The dream with Bob Hope and the piano bench

The dream began with me in the wings, waiting for my introduction. It wasn’t a large theater — a high school auditorium, maybe, or that of a community college. It seems unusual now that the headliner should have been on stage introducing his own opening acts, but in the dream I thought nothing of the fact that Bob Hope introduced me for my stand-up comedy set.

There was to be another comedian after me — a bigger name than me but one I can’t recall — but Bob Hope nevertheless introduced me. Another peculiar aspect of the situation was that Mr. Hope sat at a piano for the introduction, as a show-business orchestra conductor might. To the best of my knowledge, Bob Hope never performed from a piano bench in real life, leaning in to the microphone like Peter Allen or Elton John might have, but in the dream it didn’t give one a moment’s pause. The orchestra members’ seats were empty.

I began my set with a few throwaway jokes that I can’t remember now, but the audience appeared to like them. A few minutes in, however, a member of the crowd launched a running stream of commentary, not so much heckling as, well, commenting. I did not in the dream mind the commentary, in part because it was Dennis Miller making it and I recalled in the dream that he had behaved pleasantly toward me those times I met him in non-dream life.

The dream’s time frame was modern-day, based on my and Dennis Miller’s appearance.
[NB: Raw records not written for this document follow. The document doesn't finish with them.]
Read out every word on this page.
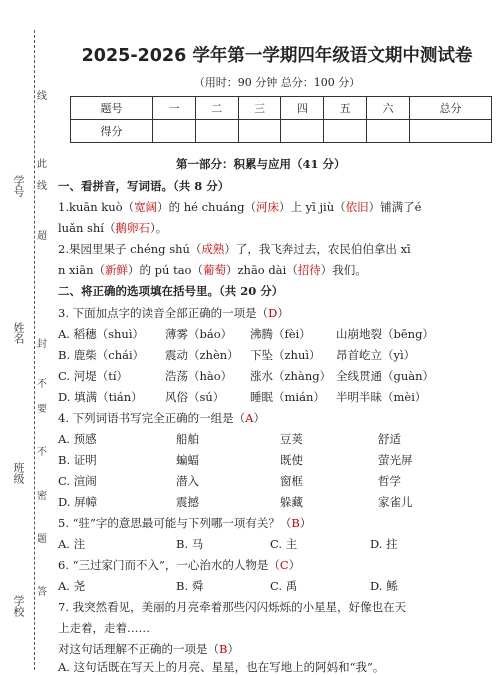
学号
姓名
班级
学校
线
此
线
超
封
不
要
不
密
题
答
2025-2026 学年第一学期四年级语文期中测试卷
（用时：90 分钟 总分：100 分）
题号	一	二	三	四	五	六	总分
得分							
第一部分：积累与应用（41 分）
一、看拼音，写词语。（共 8 分）
1.kuān kuò（宽阔）的 hé chuáng（河床）上 yī jiù（依旧）铺满了é
luǎn shí（鹅卵石）。
2.果园里果子 chéng shú（成熟）了，我飞奔过去，农民伯伯拿出 xī
n xiān（新鲜）的 pú tao（葡萄）zhāo dài（招待）我们。
二、将正确的选项填在括号里。（共 20 分）
3. 下面加点字的读音全部正确的一项是（D）
A. 稻穗（shuì） 薄雾（báo） 沸腾（fèi） 山崩地裂（bēng）
B. 鹿柴（chái） 震动（zhèn） 下坠（zhuì） 昂首屹立（yì）
C. 河堤（tí）	浩荡（hào） 涨水（zhàng） 全线贯通（guàn）
D. 填满（tián） 风俗（sú） 睡眠（mián） 半明半昧（mèi）
4. 下列词语书写完全正确的一组是（A）
A. 预感	船舶	豆荚	舒适
B. 证明	蝙蝠	既使	萤光屏
C. 渲闹	潜入	窗框	哲学
D. 屏幛	震撼	躲藏	家雀儿
5. “驻”字的意思最可能与下列哪一项有关？（B）
A. 注	B. 马	C. 主	D. 拄
6. “三过家门而不入”，一心治水的人物是（C）
A. 尧	B. 舜	C. 禹	D. 鲧
7. 我突然看见，美丽的月亮牵着那些闪闪烁烁的小星星，好像也在天
上走着，走着……
对这句话理解不正确的一项是（B）
A. 这句话既在写天上的月亮、星星，也在写地上的阿妈和“我”。
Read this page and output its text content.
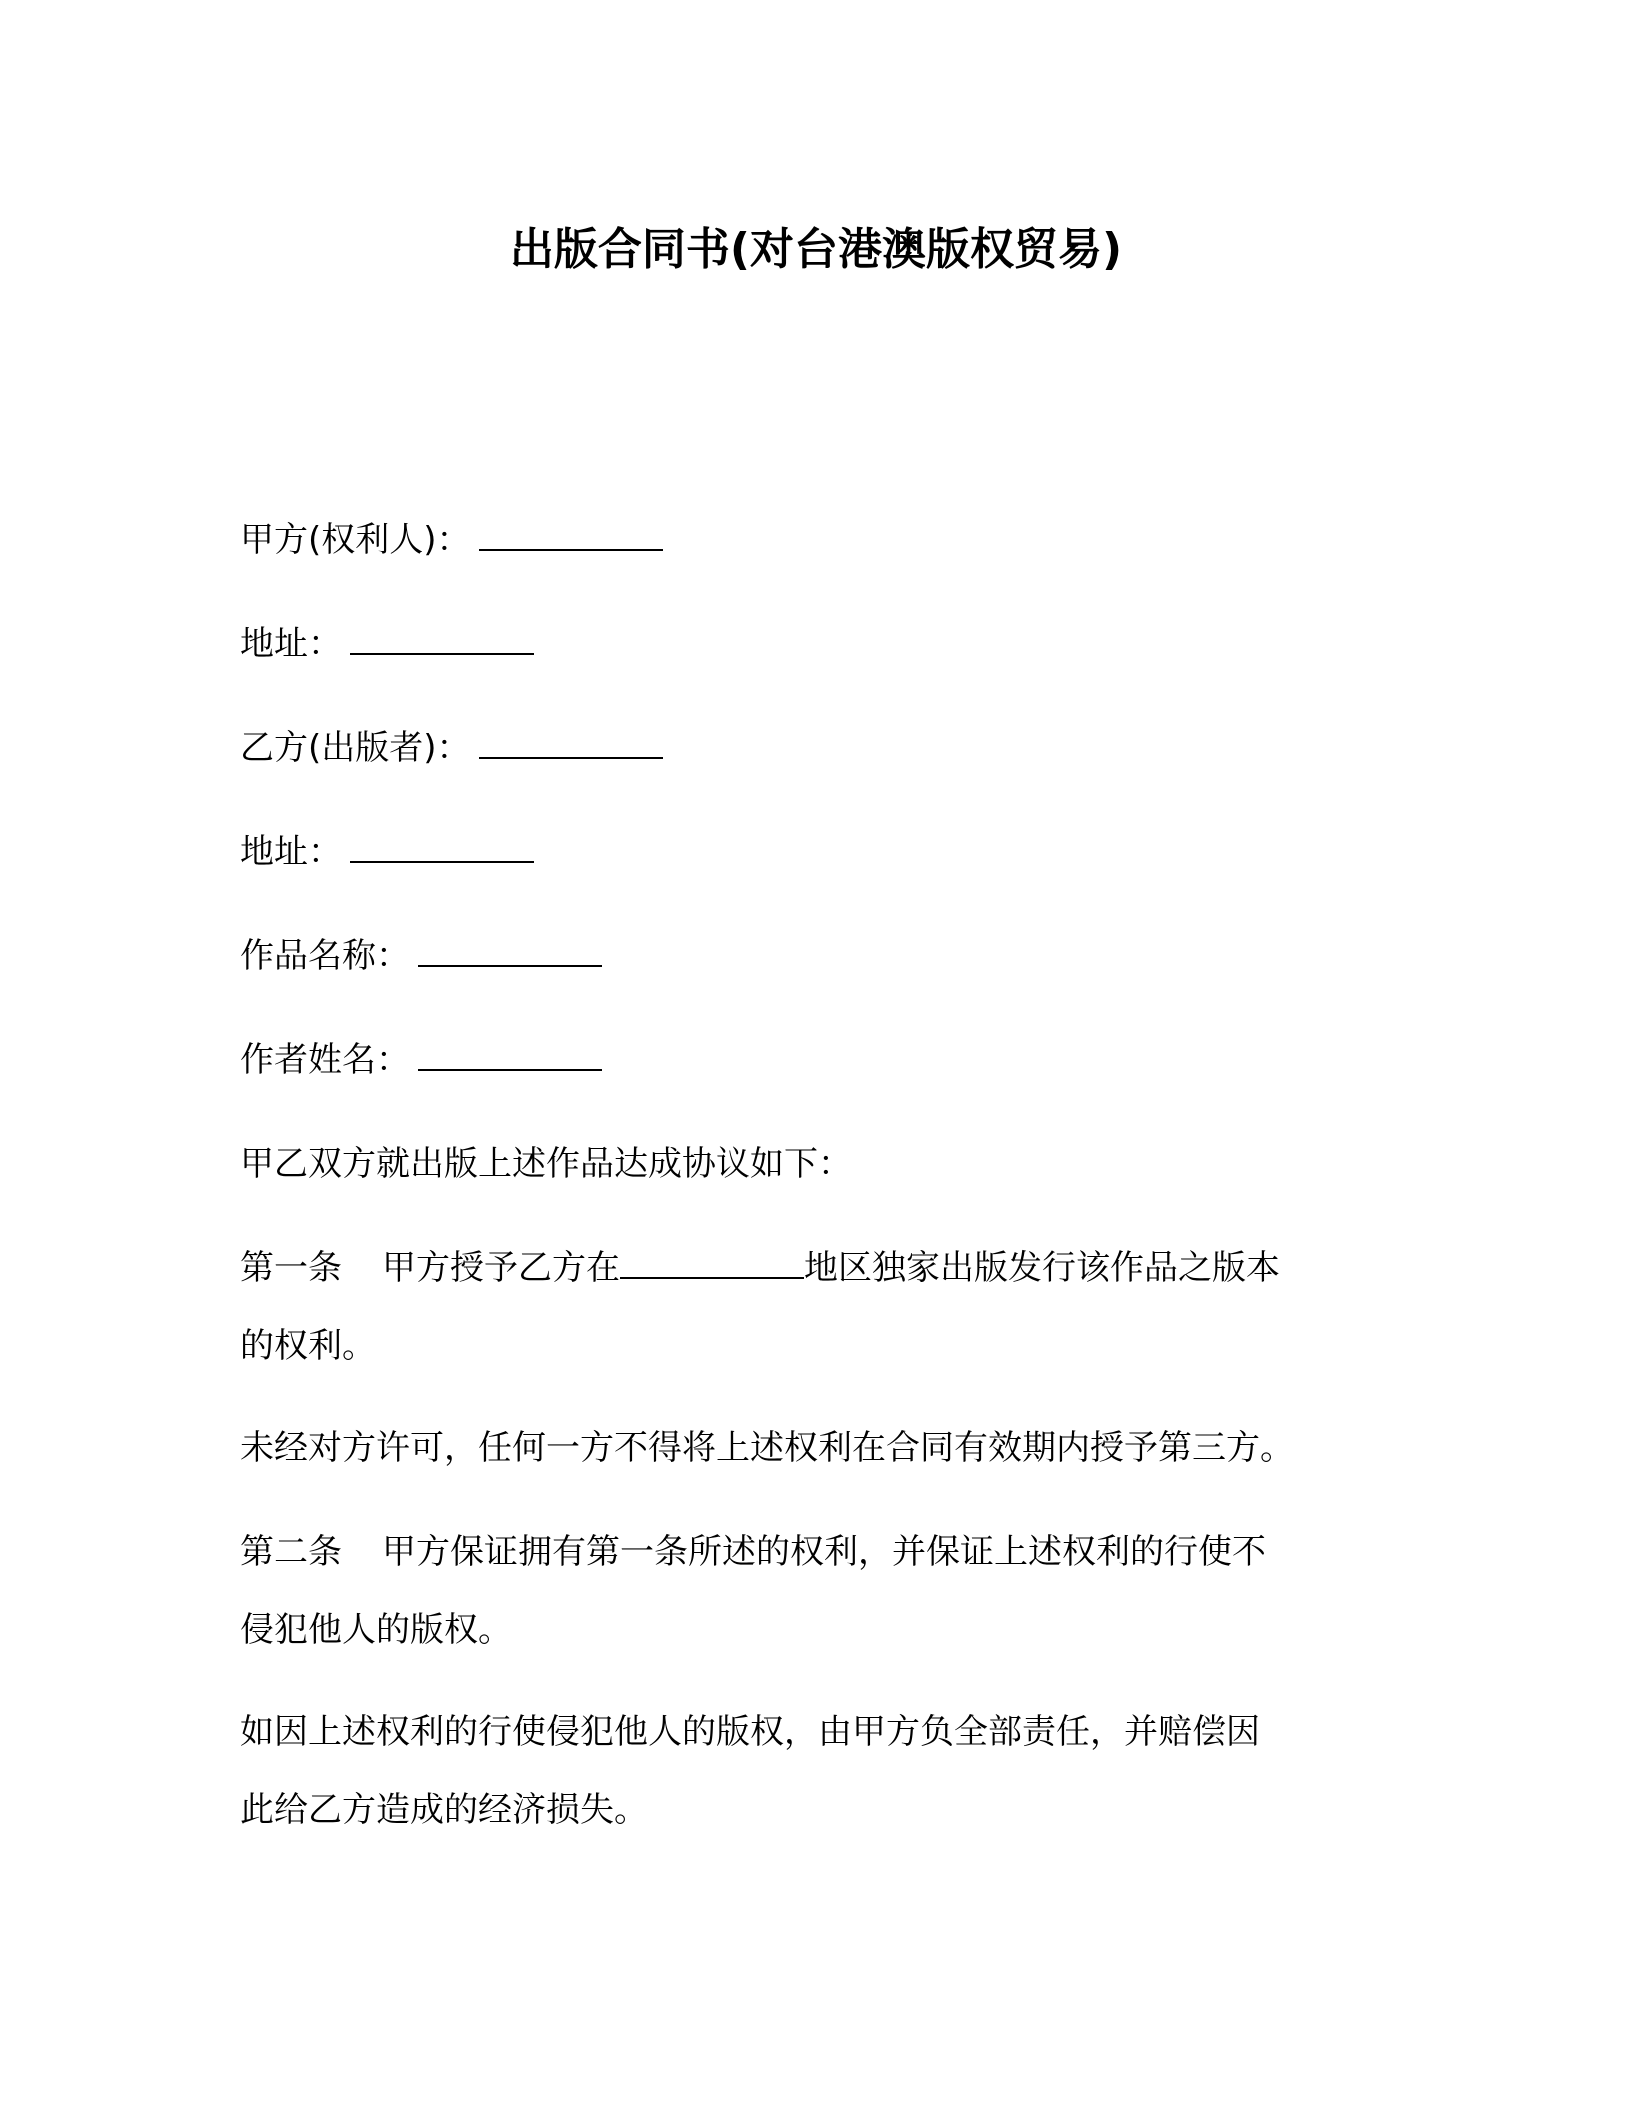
出版合同书(对台港澳版权贸易)

甲方(权利人)：

地址：

乙方(出版者)：

地址：

作品名称：

作者姓名：

甲乙双方就出版上述作品达成协议如下：

第一条 甲方授予乙方在	地区独家出版发行该作品之版本

的权利。

未经对方许可，任何一方不得将上述权利在合同有效期内授予第三方。

第二条 甲方保证拥有第一条所述的权利，并保证上述权利的行使不

侵犯他人的版权。

如因上述权利的行使侵犯他人的版权，由甲方负全部责任，并赔偿因

此给乙方造成的经济损失。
Bob Hope, however, was a 1960s or 70s Bob Hope, of the era when you wouldn’t have been surprised to see him onstage with Lola Falana or Joey Heatherton, or maybe the exquisite Ann-Margret.

After one of Dennis Miller’s good-natured interjections, I said something witty that induced laughter among the audience. But then I froze. I simply had nothing else to say. I thought, “I really should have prepared some jokes.”

As I stood in silence, Dennis Miller in the third row looking at me and Bob Hope a yard or two away on the piano bench doing the same, I mentally ran through some jokes I know, scanning them for something suitable. But everything was vulgar, and for some reason I didn’t think going blue was a good idea in that high school, or possibly community college, auditorium.

After a minute or two of the painful silence, I turned and exited, stage right. I gave a little wave to Mr. Hope as I withdrew, and he waved back, smiling kindly. And then I woke up.

My dreams often don’t make sense, and this one caused no distress sufficient to make me worry, but the stand-up comedy part vexes me a bit. Never once in my life have I thought of doing stand-up comedy.

Then again, my friend Matt drew this picture of me one night after I held forth at a party at his place. Maybe he knew more than I did.